L’avantage c’est que ce virus peut-être éliminer par le seul fait de redémarrer son terminal infecté. Cependant il est très discret de plus, d’autres se réinfectaient à chaque fois qu’ils visitaient les sites Internet infectés par ce même virus.

À la question de savoir combien de personnes auraient pu être infectées par virus, un spécialiste de la sécurité affirme qu’une population entière aurait pu être infectée par ce virus. Car en plus d’être très discret, il était facilement utilisable et a été beaucoup plus utilisé durant ces 2 ans. On Compte alors une centaines de millions de personnes parmi les utilisateurs les appareils Apple.

Les sites web qui ont servi à diffuser le virus ont été découverts par les chercheurs de Google qui ont entrepris de mener un nettoyage avec l’aide des autorités. Pendant ce temps, il refuse de dire quels sont ces sites, les emplacements ainsi que leur thème. Ce qu’ils ont notifié c’est qu’il s’agit généralement de communauté de personnes bien déterminées.

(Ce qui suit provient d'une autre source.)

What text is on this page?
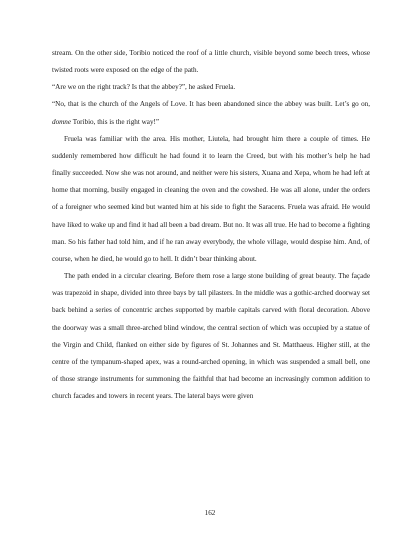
stream. On the other side, Toribio noticed the roof of a little church, visible beyond some beech trees, whose twisted roots were exposed on the edge of the path.

“Are we on the right track? Is that the abbey?”, he asked Fruela.

“No, that is the church of the Angels of Love. It has been abandoned since the abbey was built. Let’s go on, domne Toribio, this is the right way!”

Fruela was familiar with the area. His mother, Liutela, had brought him there a couple of times. He suddenly remembered how difficult he had found it to learn the Creed, but with his mother’s help he had finally succeeded. Now she was not around, and neither were his sisters, Xuana and Xepa, whom he had left at home that morning, busily engaged in cleaning the oven and the cowshed. He was all alone, under the orders of a foreigner who seemed kind but wanted him at his side to fight the Saracens. Fruela was afraid. He would have liked to wake up and find it had all been a bad dream. But no. It was all true. He had to become a fighting man. So his father had told him, and if he ran away everybody, the whole village, would despise him. And, of course, when he died, he would go to hell. It didn’t bear thinking about.

The path ended in a circular clearing. Before them rose a large stone building of great beauty. The façade was trapezoid in shape, divided into three bays by tall pilasters. In the middle was a gothic-arched doorway set back behind a series of concentric arches supported by marble capitals carved with floral decoration. Above the doorway was a small three-arched blind window, the central section of which was occupied by a statue of the Virgin and Child, flanked on either side by figures of St. Johannes and St. Matthaeus. Higher still, at the centre of the tympanum-shaped apex, was a round-arched opening, in which was suspended a small bell, one of those strange instruments for summoning the faithful that had become an increasingly common addition to church facades and towers in recent years. The lateral bays were given

162
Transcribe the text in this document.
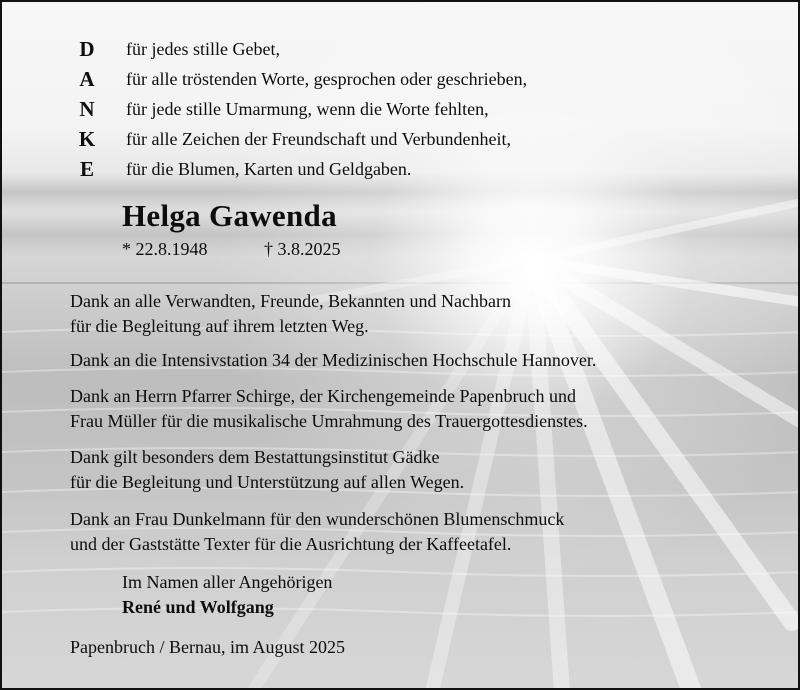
D für jedes stille Gebet,
A für alle tröstenden Worte, gesprochen oder geschrieben,
N für jede stille Umarmung, wenn die Worte fehlten,
K für alle Zeichen der Freundschaft und Verbundenheit,
E für die Blumen, Karten und Geldgaben.
Helga Gawenda
* 22.8.1948	† 3.8.2025
Dank an alle Verwandten, Freunde, Bekannten und Nachbarn
für die Begleitung auf ihrem letzten Weg.
Dank an die Intensivstation 34 der Medizinischen Hochschule Hannover.
Dank an Herrn Pfarrer Schirge, der Kirchengemeinde Papenbruch und
Frau Müller für die musikalische Umrahmung des Trauergottesdienstes.
Dank gilt besonders dem Bestattungsinstitut Gädke
für die Begleitung und Unterstützung auf allen Wegen.
Dank an Frau Dunkelmann für den wunderschönen Blumenschmuck
und der Gaststätte Texter für die Ausrichtung der Kaffeetafel.
Im Namen aller Angehörigen
René und Wolfgang
Papenbruch / Bernau, im August 2025
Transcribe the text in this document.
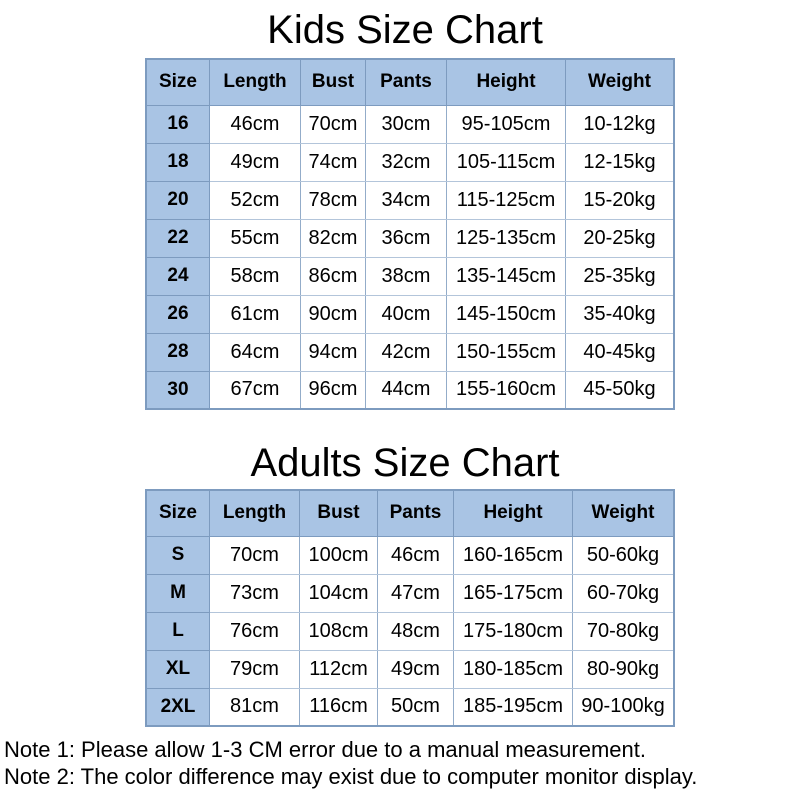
Kids Size Chart
Size	Length	Bust	Pants	Height	Weight
16	46cm	70cm	30cm	95-105cm	10-12kg
18	49cm	74cm	32cm	105-115cm	12-15kg
20	52cm	78cm	34cm	115-125cm	15-20kg
22	55cm	82cm	36cm	125-135cm	20-25kg
24	58cm	86cm	38cm	135-145cm	25-35kg
26	61cm	90cm	40cm	145-150cm	35-40kg
28	64cm	94cm	42cm	150-155cm	40-45kg
30	67cm	96cm	44cm	155-160cm	45-50kg
Adults Size Chart
Size	Length	Bust	Pants	Height	Weight
S	70cm	100cm	46cm	160-165cm	50-60kg
M	73cm	104cm	47cm	165-175cm	60-70kg
L	76cm	108cm	48cm	175-180cm	70-80kg
XL	79cm	112cm	49cm	180-185cm	80-90kg
2XL	81cm	116cm	50cm	185-195cm	90-100kg

Note 1: Please allow 1-3 CM error due to a manual measurement.

Note 2: The color difference may exist due to computer monitor display.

Les chercheurs ont décidé de se pencher beaucoup plus sur la complexité du programme malveillant, au niveau de sa conception. Car il présente bien évidemment certains Contrastes. En plus de fonctionner comme un logiciel sophistiqué qui s’en prend à un système sécurisé, avec autant d’aisance, on se rend compte que le simple redémarrage du terminal le détruit, ce qui tue la beauté du travail.